No dia seguinte, quinta-feira (30), o Pleno do Supremo está reunido outra vez, agora para decidir sobre um tema de transcendente importância jurídica e política: a derrubada da famigerada Lei de Imprensa, editada pela ditadura imposta ao País em 64. Desta vez, lá está, sentado em sua cadeira, toga sobre os ombros, o ministro Joaquim Barbosa, firme na defesa de seu voto independente, como tem sido em geral em suas falas e decisões no STF. Não pede desculpa ou mostra arrependimento (prévia ou posteriormente) por nada do que disse no bate-boca com Gilmar Mendes, uma semana antes, diante de uma nação pasma.

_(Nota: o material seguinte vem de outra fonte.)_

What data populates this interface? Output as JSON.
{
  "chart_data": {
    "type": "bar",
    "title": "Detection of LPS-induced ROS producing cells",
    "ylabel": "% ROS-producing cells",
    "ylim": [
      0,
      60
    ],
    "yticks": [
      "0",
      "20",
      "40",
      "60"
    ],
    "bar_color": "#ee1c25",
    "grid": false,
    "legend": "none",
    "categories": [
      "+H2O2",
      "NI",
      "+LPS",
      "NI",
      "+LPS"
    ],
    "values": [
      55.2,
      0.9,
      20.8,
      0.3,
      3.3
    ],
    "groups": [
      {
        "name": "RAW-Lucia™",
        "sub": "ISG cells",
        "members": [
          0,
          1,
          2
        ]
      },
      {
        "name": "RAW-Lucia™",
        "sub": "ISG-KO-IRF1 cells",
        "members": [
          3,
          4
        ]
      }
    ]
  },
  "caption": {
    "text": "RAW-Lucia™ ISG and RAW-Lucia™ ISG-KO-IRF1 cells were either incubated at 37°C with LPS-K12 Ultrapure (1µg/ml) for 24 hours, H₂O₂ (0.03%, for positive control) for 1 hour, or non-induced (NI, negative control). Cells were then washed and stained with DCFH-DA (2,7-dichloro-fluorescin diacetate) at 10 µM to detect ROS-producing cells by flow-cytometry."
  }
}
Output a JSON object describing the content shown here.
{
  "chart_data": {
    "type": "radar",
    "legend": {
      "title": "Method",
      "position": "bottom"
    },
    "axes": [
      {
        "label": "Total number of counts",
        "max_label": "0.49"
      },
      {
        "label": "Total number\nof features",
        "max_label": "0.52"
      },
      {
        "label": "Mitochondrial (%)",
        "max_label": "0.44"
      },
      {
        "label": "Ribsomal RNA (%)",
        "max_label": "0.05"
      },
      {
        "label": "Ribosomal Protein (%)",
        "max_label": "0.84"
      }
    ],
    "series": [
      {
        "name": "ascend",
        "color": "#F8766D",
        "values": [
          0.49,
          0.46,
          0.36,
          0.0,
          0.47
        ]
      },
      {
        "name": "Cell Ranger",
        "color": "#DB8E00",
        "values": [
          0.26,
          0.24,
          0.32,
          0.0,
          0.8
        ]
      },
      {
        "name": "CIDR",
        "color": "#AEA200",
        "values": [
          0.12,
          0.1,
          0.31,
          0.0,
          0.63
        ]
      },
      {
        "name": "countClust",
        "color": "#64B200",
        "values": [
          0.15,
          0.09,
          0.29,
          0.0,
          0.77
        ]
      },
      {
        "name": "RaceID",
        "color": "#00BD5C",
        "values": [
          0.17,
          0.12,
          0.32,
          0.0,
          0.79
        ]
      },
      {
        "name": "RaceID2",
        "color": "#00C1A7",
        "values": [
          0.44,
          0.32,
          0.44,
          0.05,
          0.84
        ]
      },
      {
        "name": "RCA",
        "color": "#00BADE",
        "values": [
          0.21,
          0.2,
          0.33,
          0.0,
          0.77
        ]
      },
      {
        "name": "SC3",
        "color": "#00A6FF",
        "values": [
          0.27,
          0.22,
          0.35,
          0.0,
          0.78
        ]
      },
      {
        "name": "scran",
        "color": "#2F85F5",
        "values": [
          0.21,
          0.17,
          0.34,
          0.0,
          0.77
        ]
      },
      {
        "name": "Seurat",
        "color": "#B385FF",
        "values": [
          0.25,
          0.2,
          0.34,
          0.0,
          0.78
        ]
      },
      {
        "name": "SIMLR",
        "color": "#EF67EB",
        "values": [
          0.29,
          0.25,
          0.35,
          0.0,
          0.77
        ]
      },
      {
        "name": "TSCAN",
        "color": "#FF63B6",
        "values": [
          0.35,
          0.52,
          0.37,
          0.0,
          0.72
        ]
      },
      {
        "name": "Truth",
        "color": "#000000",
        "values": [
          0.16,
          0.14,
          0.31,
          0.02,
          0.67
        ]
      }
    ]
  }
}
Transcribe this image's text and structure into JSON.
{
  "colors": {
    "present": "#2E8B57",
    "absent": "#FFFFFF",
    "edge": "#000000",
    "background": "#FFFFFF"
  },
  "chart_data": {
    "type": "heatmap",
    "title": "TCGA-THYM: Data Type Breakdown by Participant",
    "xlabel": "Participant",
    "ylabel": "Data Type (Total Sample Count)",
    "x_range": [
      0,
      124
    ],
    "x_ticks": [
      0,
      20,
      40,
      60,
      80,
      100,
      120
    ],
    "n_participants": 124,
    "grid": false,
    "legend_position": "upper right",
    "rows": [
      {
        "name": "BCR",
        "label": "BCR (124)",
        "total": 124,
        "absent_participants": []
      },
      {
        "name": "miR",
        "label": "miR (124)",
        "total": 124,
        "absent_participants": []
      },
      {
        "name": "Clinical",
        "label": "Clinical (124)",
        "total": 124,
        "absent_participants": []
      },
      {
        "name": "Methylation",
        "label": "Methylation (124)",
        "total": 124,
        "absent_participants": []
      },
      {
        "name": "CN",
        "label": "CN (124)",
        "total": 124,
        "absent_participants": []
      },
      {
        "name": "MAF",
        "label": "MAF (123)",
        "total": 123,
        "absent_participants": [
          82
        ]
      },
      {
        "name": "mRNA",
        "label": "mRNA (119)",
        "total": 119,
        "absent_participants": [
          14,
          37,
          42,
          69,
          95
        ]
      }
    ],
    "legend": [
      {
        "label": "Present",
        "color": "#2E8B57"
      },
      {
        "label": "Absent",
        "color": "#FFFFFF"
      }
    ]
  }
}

"Brilhante e consistente ministro Joaquim!", assinala Ellen Gracie, ex-presidente da corte, na justificativa de seu voto, a seguir, por sinal, coincidente com o do colega a quem se dirige com inequívoca simpatia e admiração intelectual. Sério e impávido segue o ministro Joaquim, mas dá para ver em perspectiva pela tela da TV, que o ministro Barbosa, em sua volta, tenta segurar o riso de satisfação apertando o canto dos lábios.

Tudo às claras, como parece ser do gosto de Joaquim Barbosa, que, por sinal, aparentava perfeitas condições físicas e psicológicas em seu retorno na plenária histórica desta quinta-feira do Supremo, que derrubou a Lei de Imprensa. Para surpresa e evidente desagrado de boateiros de plantão que espalhavam lorotas, o ministro participou ativamente durante mais de cinco horas de duração, do julgamento do processo de iniciativa do PDT, relatado pelo ministro Carlos Ayres Brito, com pedido de anulação completa da Lei de Imprensa. Votado favoravelmente pela corte, em data para ser lembrada sempre, por muitos motivos, quase todos nobres.

Retorno honroso do ministro Joaquim à sua cadeira, em dia honroso do Supremo. Agora é esperar os dias que virão.